The comments made by Boris Johnson, the Prime Minister, at Downing Street in London on 8 April 2022.
Good afternoon. It’s a pleasure to welcome you Olaf to Downing Street.
The friendship between our two countries has become even more vital since Putin launched his barbaric onslaught against Ukraine, bringing war to our continent.
I know that Britain and Germany share exactly the same sense of horror and revulsion at the brutality being unleashed, including the unconscionable bombing of refugees fleeing their homes this morning.
The attack at the train station in eastern Ukraine shows the depths to which Putin’s vaunted army has sunk – at least 39 people killed and dozens wounded on a train platform crowded with women and children.
Is it a war crime indiscriminately to attack civilians, and Russia’s crimes in Ukraine will not go unnoticed or unpunished.
Germany and the UK also share exactly the same conviction that Putin must fail in Ukraine.
Which is why we are working together in the G7 to toughen our sanctions, and target every pillar of the Russian economy, in order to cut off the funds from his war machine.

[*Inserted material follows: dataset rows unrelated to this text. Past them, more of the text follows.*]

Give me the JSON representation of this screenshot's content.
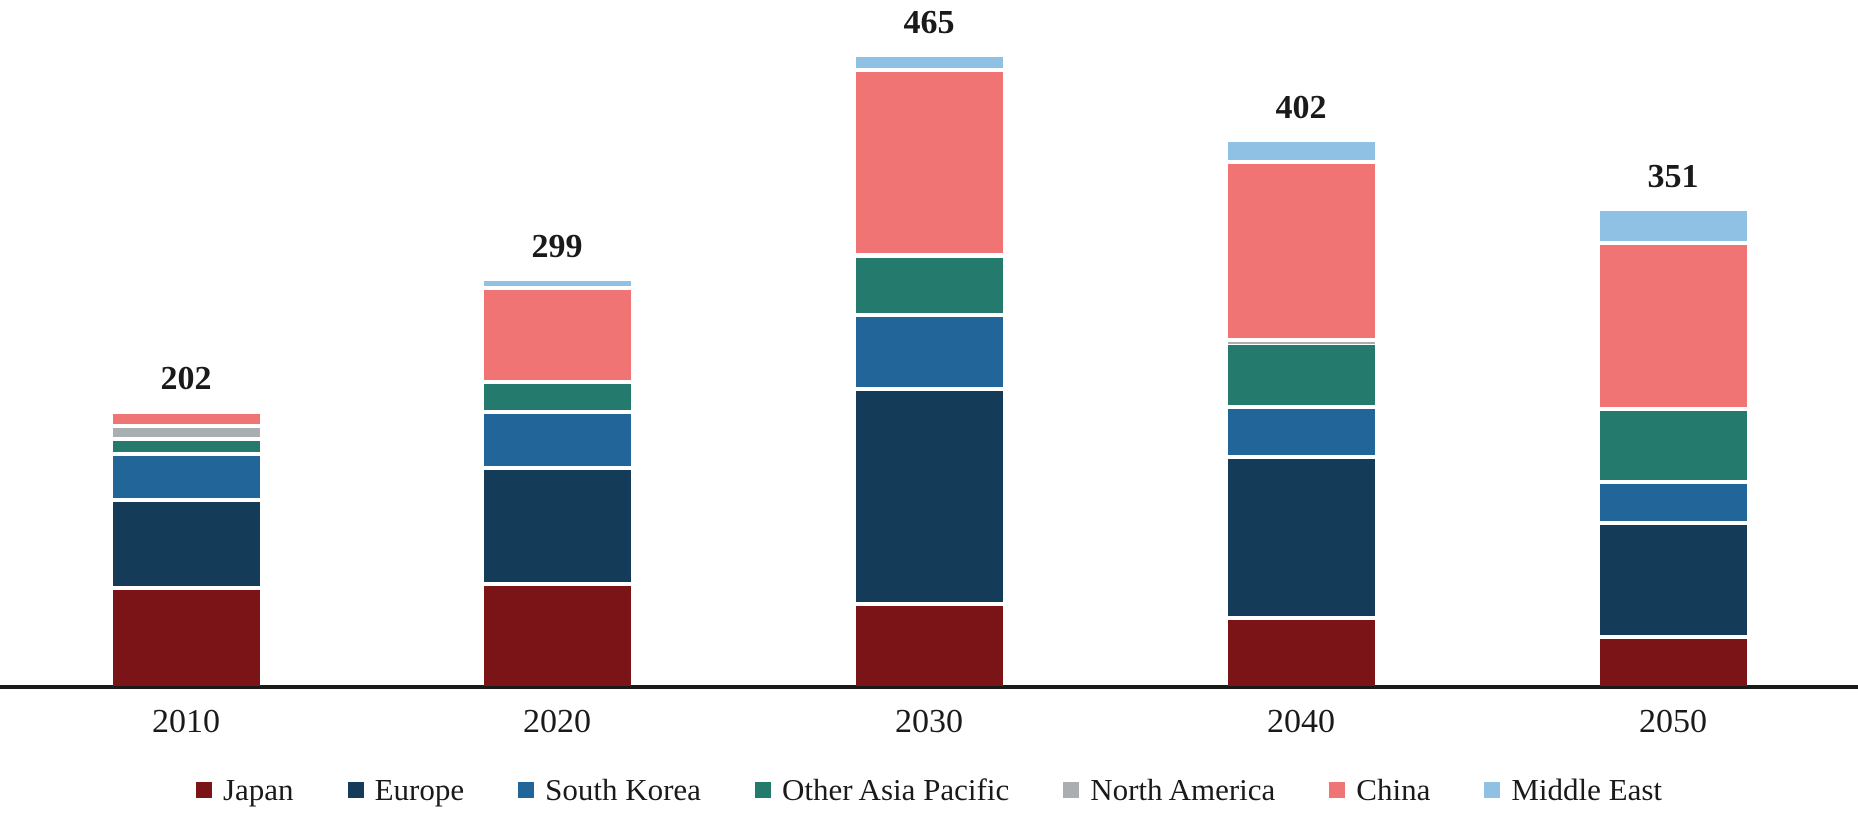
{
  "chart_data": {
    "type": "bar",
    "stacked": true,
    "title": "",
    "xlabel": "",
    "ylabel": "",
    "grid": false,
    "legend_position": "bottom",
    "background": "#ffffff",
    "axis_color": "#1a1a1a",
    "categories": [
      "2010",
      "2020",
      "2030",
      "2040",
      "2050"
    ],
    "series": [
      {
        "name": "Japan",
        "color": "#7a1416",
        "values": [
          71,
          74,
          59,
          49,
          35
        ]
      },
      {
        "name": "Europe",
        "color": "#143c59",
        "values": [
          65,
          86,
          159,
          119,
          84
        ]
      },
      {
        "name": "South Korea",
        "color": "#226699",
        "values": [
          34,
          41,
          55,
          37,
          30
        ]
      },
      {
        "name": "Other Asia Pacific",
        "color": "#257a6e",
        "values": [
          11,
          22,
          43,
          47,
          54
        ]
      },
      {
        "name": "North America",
        "color": "#a8aeb2",
        "values": [
          10,
          0,
          1,
          2,
          0
        ]
      },
      {
        "name": "China",
        "color": "#f07473",
        "values": [
          10,
          70,
          137,
          132,
          123
        ]
      },
      {
        "name": "Middle East",
        "color": "#8fc1e4",
        "values": [
          1,
          6,
          11,
          16,
          25
        ]
      }
    ],
    "totals": [
      202,
      299,
      465,
      402,
      351
    ]
  }
}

The UK and the EU have announced new sanctions this week, and just today we in the UK have imposed new asset freezes and travel bans.
We will also agree on the importance of weaning ourselves off dependence on Russian gas and oil, and ensuring that our energy security cannot be threatened by a rogue state.
This is not easy for any of us, and I applaud the seismic decisions taken by Olaf’s government to move Germany away from Russian hydrocarbons.
Today we have agreed to maximise the potential of the North Sea and collaborate on energy security and on renewables, where Germany and the UK lead the way in new technology.
We cannot transform our respective energy systems overnight, but we also know that Putin’s war will not end overnight.
That’s why Britain and Germany have joined dozens of allies to supply Ukraine with defensive weapons. Last week, the UK convened a donor conference which raised weapons and equipment for Ukraine worth over £1.5 billion – or 2.5 million items of military kit.
Today I can announce that the UK will send a further £100 million worth of high-grade military equipment to Ukraine’s armed forces, including more Starstreak anti-aircraft missiles, which fly at three times the speed of sound, another 800 anti-tank missiles, and precision munitions, capable of lingering in the sky until directed to their target.
We will also send more helmets, night vision and body armour, on top of the 200,000 pieces of non-lethal military equipment the UK has already dispatched.
But Olaf and I agree that our two countries and our allies must go further and provide more help to Ukraine. The Europe we knew just six weeks ago no longer exists: Putin’s invasion strikes at the very foundations of the security of our continent.
But his ambition to divide us has demonstrably failed; on the contrary, he has succeeded in uniting Europe and the whole trans-Atlantic alliance in support of Ukraine, and in strong solidarity with each other.
Putin has steeled our resolve, sharpened our focus, and he has forced Europe to begin to rearm to guarantee our shared security.
Britain and Germany will work together to ensure that our Armed Forces are fit for the future, including with our joint effort to manufacture state-of-the-art Boxer armoured vehicles.
We will hold a joint Cabinet meeting between our two Governments within the next year, our defence ministers will meet before the NATO summit in June, and I look forward to joining you Olaf at Schloss Elmau for the next G7 summit.
We face the new reality created by Putin’s invasion, I know that Britain and Germany will meet this challenge together, as passionate advocates of democracy and freedom, and both committed friends of Ukraine.